第65話 海津城の攻防

俺が向かっている頃、海津城は上杉の手によって攻められていた。


上杉の侵攻を聞いた武田信繁が近隣から集めれるだけの兵を集めて籠城していた。

その数七千、その数と難攻不落の城によって幾日も上杉の猛攻から耐えていた。


「なかなか、激しい攻撃だな。」

信繁は矢倉から上杉の攻撃を見ていた。

「しかし、まだ大丈夫にございます、信繁様がおられる事で士気も高く、簡単には落ちませぬぞ。」

信繁に答えるのは、北の守りについていた真田幸隆であった。


「幸隆よ、油断はするな。上杉景虎は戦の天才だ。どんな手で来るかわからん。」

信繁は油断無く防戦に努めようとしていた。



一方、上杉陣営では、

「景虎様、如何に城を落とすのですか?このままでは落ちぬと思うのですが?」

直江景綱は上杉景虎に質問していた。

それもその筈、上杉軍一万五千では普通に戦えば、七千の兵が籠城する城を落とすことは出来ない。
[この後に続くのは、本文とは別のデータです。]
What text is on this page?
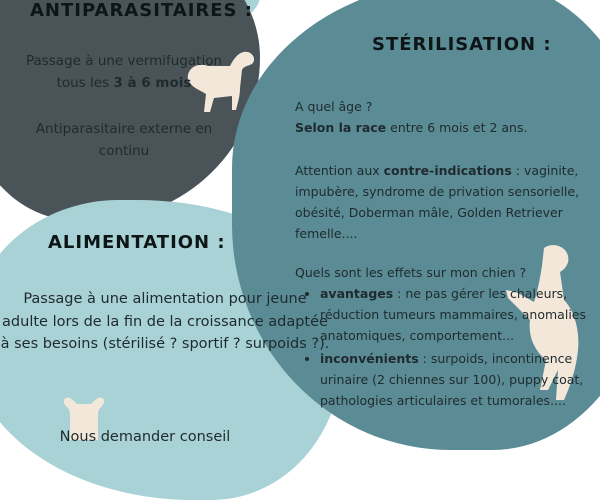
ANTIPARASITAIRES :

Passage à une vermifugation tous les 3 à 6 mois

Antiparasitaire externe en continu

STÉRILISATION :

A quel âge ?
Selon la race entre 6 mois et 2 ans.

Attention aux contre-indications : vaginite, impubère, syndrome de privation sensorielle, obésité, Doberman mâle, Golden Retriever femelle....

Quels sont les effets sur mon chien ?

• avantages : ne pas gérer les chaleurs, réduction tumeurs mammaires, anomalies anatomiques, comportement...
• inconvénients : surpoids, incontinence urinaire (2 chiennes sur 100), puppy coat, pathologies articulaires et tumorales....
ALIMENTATION :

Passage à une alimentation pour jeune adulte lors de la fin de la croissance adaptée à ses besoins (stérilisé ? sportif ? surpoids ?).

Nous demander conseil
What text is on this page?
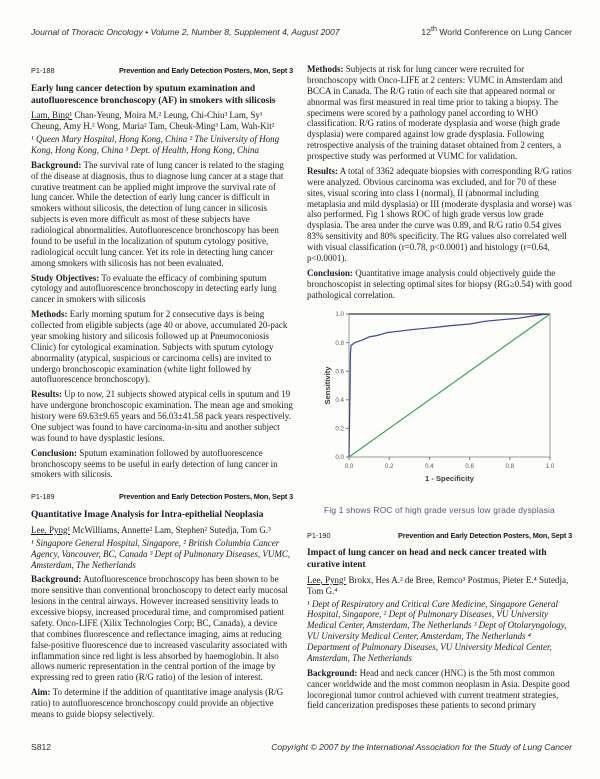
Journal of Thoracic Oncology • Volume 2, Number 8, Supplement 4, August 2007	12th World Conference on Lung Cancer
P1-188	Prevention and Early Detection Posters, Mon, Sept 3
Early lung cancer detection by sputum examination and autofluorescence bronchoscopy (AF) in smokers with silicosis

Lam, Bing¹ Chan-Yeung, Moira M.² Leung, Chi-Chiu³ Lam, Sy¹ Cheung, Amy H.² Wong, Maria² Tam, Cheuk-Ming³ Lam, Wah-Kit²

¹ Queen Mary Hospital, Hong Kong, China ² The University of Hong Kong, Hong Kong, China ³ Dept. of Health, Hong Kong, China

Background: The survival rate of lung cancer is related to the staging of the disease at diagnosis, thus to diagnose lung cancer at a stage that curative treatment can be applied might improve the survival rate of lung cancer. While the detection of early lung cancer is difficult in smokers without silicosis, the detection of lung cancer in silicosis subjects is even more difficult as most of these subjects have radiological abnormalities. Autofluorescence bronchoscopy has been found to be useful in the localization of sputum cytology positive, radiological occult lung cancer. Yet its role in detecting lung cancer among smokers with silicosis has not been evaluated.

Study Objectives: To evaluate the efficacy of combining sputum cytology and autofluorescence bronchoscopy in detecting early lung cancer in smokers with silicosis

Methods: Early morning sputum for 2 consecutive days is being collected from eligible subjects (age 40 or above, accumulated 20-pack year smoking history and silicosis followed up at Pneumoconiosis Clinic) for cytological examination. Subjects with sputum cytology abnormality (atypical, suspicious or carcinoma cells) are invited to undergo bronchoscopic examination (white light followed by autofluorescence bronchoscopy).

Results: Up to now, 21 subjects showed atypical cells in sputum and 19 have undergone bronchoscopic examination. The mean age and smoking history were 69.63±9.65 years and 56.03±41.58 pack years respectively. One subject was found to have carcinoma-in-situ and another subject was found to have dysplastic lesions.

Conclusion: Sputum examination followed by autofluorescence bronchoscopy seems to be useful in early detection of lung cancer in smokers with silicosis.

P1-189	Prevention and Early Detection Posters, Mon, Sept 3
Quantitative Image Analysis for Intra-epithelial Neoplasia

Lee, Pyng¹ McWilliams, Annette² Lam, Stephen² Sutedja, Tom G.³

¹ Singapore General Hospital, Singapore, ² British Columbia Cancer Agency, Vancouver, BC, Canada ³ Dept of Pulmonary Diseases, VUMC, Amsterdam, The Netherlands

Background: Autofluorescence bronchoscopy has been shown to be more sensitive than conventional bronchoscopy to detect early mucosal lesions in the central airways. However increased sensitivity leads to excessive biopsy, increased procedural time, and compromised patient safety. Onco-LIFE (Xilix Technologies Corp; BC, Canada), a device that combines fluorescence and reflectance imaging, aims at reducing false-positive fluorescence due to increased vascularity associated with inflammation since red light is less absorbed by haemoglobin. It also allows numeric representation in the central portion of the image by expressing red to green ratio (R/G ratio) of the lesion of interest.

Aim: To determine if the addition of quantitative image analysis (R/G ratio) to autofluorescence bronchoscopy could provide an objective means to guide biopsy selectively.

Methods: Subjects at risk for lung cancer were recruited for bronchoscopy with Onco-LIFE at 2 centers: VUMC in Amsterdam and BCCA in Canada. The R/G ratio of each site that appeared normal or abnormal was first measured in real time prior to taking a biopsy. The specimens were scored by a pathology panel according to WHO classification. R/G ratios of moderate dysplasia and worse (high grade dysplasia) were compared against low grade dysplasia. Following retrospective analysis of the training dataset obtained from 2 centers, a prospective study was performed at VUMC for validation.

Results: A total of 3362 adequate biopsies with corresponding R/G ratios were analyzed. Obvious carcinoma was excluded, and for 70 of these sites, visual scoring into class I (normal), II (abnormal including metaplasia and mild dysplasia) or III (moderate dysplasia and worse) was also performed. Fig 1 shows ROC of high grade versus low grade dysplasia. The area under the curve was 0.89, and R/G ratio 0.54 gives 83% sensitivity and 80% specificity. The RG values also correlated well with visual classification (r=0.78, p<0.0001) and histology (r=0.64, p<0.0001).

Conclusion: Quantitative image analysis could objectively guide the bronchoscopist in selecting optimal sites for biopsy (RG≥0.54) with good pathological correlation.

0.0	0.2	0.4	0.6	0.8	1.0
0.0
0.2
0.4
0.6
0.8
1.0
1 - Specificity
Sensitivity
Fig 1 shows ROC of high grade versus low grade dysplasia
P1-190	Prevention and Early Detection Posters, Mon, Sept 3
Impact of lung cancer on head and neck cancer treated with curative intent

Lee, Pyng¹ Brokx, Hes A.² de Bree, Remco³ Postmus, Pieter E.⁴ Sutedja, Tom G.⁴

¹ Dept of Respiratory and Critical Care Medicine, Singapore General Hospital, Singapore, ² Dept of Pulmonary Diseases, VU University Medical Center, Amsterdam, The Netherlands ³ Dept of Otolaryngology, VU University Medical Center, Amsterdam, The Netherlands ⁴ Department of Pulmonary Diseases, VU University Medical Center, Amsterdam, The Netherlands

Background: Head and neck cancer (HNC) is the 5th most common cancer worldwide and the most common neoplasm in Asia. Despite good locoregional tumor control achieved with current treatment strategies, field cancerization predisposes these patients to second primary

S812	Copyright © 2007 by the International Association for the Study of Lung Cancer
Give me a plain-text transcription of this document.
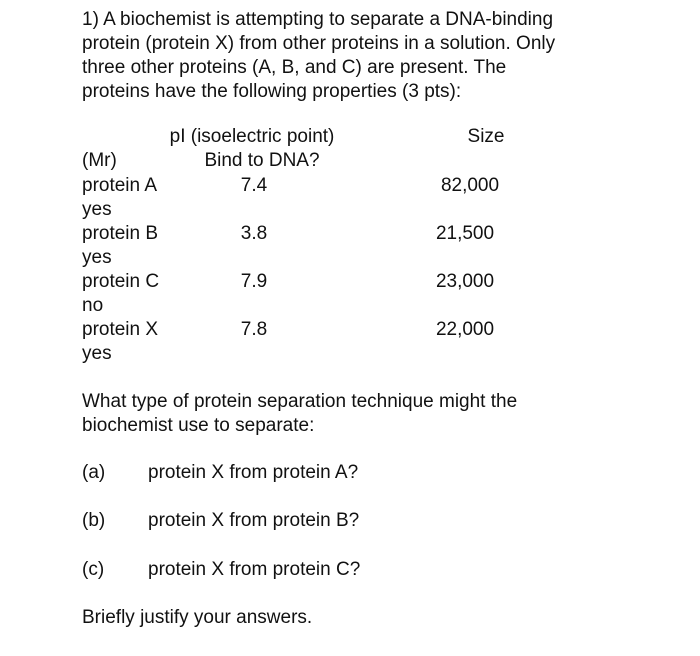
1) A biochemist is attempting to separate a DNA-binding
protein (protein X) from other proteins in a solution. Only
three other proteins (A, B, and C) are present. The
proteins have the following properties (3 pts):
pI (isoelectric point)	Size
(Mr)	Bind to DNA?
protein A	7.4	82,000
yes
protein B	3.8	21,500
yes
protein C	7.9	23,000
no
protein X	7.8	22,000
yes
What type of protein separation technique might the
biochemist use to separate:
(a) protein X from protein A?
(b) protein X from protein B?
(c) protein X from protein C?
Briefly justify your answers.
たとえ落とせても損害が酷く出る、何か策が必要であった。


「ふむ、ならば出てくるように仕向ければ良かろう。海津城を一旦放置して南下する。

先に甲斐を落としてしまおうではないか?」

「しかし、それでは何処かで挟撃されることに・・・」

「ふりだ、南下すると知れば出てこざるおれまい。そこを討つ。

もし出てこなければ、そのまま甲斐を略奪して帰るだけだがな。」

「なるほど、お見事な策にございます。すぐに準備致しましょう。」

直江景綱は他の部隊にも連絡をまわし、海津城をおいて南下を始めた。



上杉の南下を矢倉から見ていた信繁は軍を出陣せざるにはいられなかった。

信繁が兵を集めて来た為に各所の守備は手薄になっている。

そんな所に上杉が侵攻してきたら・・・


「信繁様、今出ると・・・」

真田幸隆は出陣準備をしている信繁を止めようとするが、


「幸隆止めるな、上杉を通せば手薄な甲斐まで侵攻されてしまう。

その間にいる民達が略奪にあってしまうのだぞ!」

「しかし、この兵力差、籠城せねば戦えませぬ!」

「背後をつけば上杉といえど被害は免れまい、そして、すぐに城に戻る。

さすればこの海津城に釘付けに出来よう。」


真田幸隆は不安もあったが、事実素通りさせるわけにもいかず、出陣する。

ひと当てして、城に帰るそれだけのつもりであったのだが・・・


信繁が上杉に追い付いた時には、上杉軍は信繁の方を向いており、突撃態勢をとっていた。

「しまった!謀られたか!こうなれば仕方ない全軍突撃、武田の騎馬隊の力を見せよ!」

信繁は追撃の為に勢いをつけていた為にスムーズに退却はできないと判断し勢いのまま、突撃を敢行する。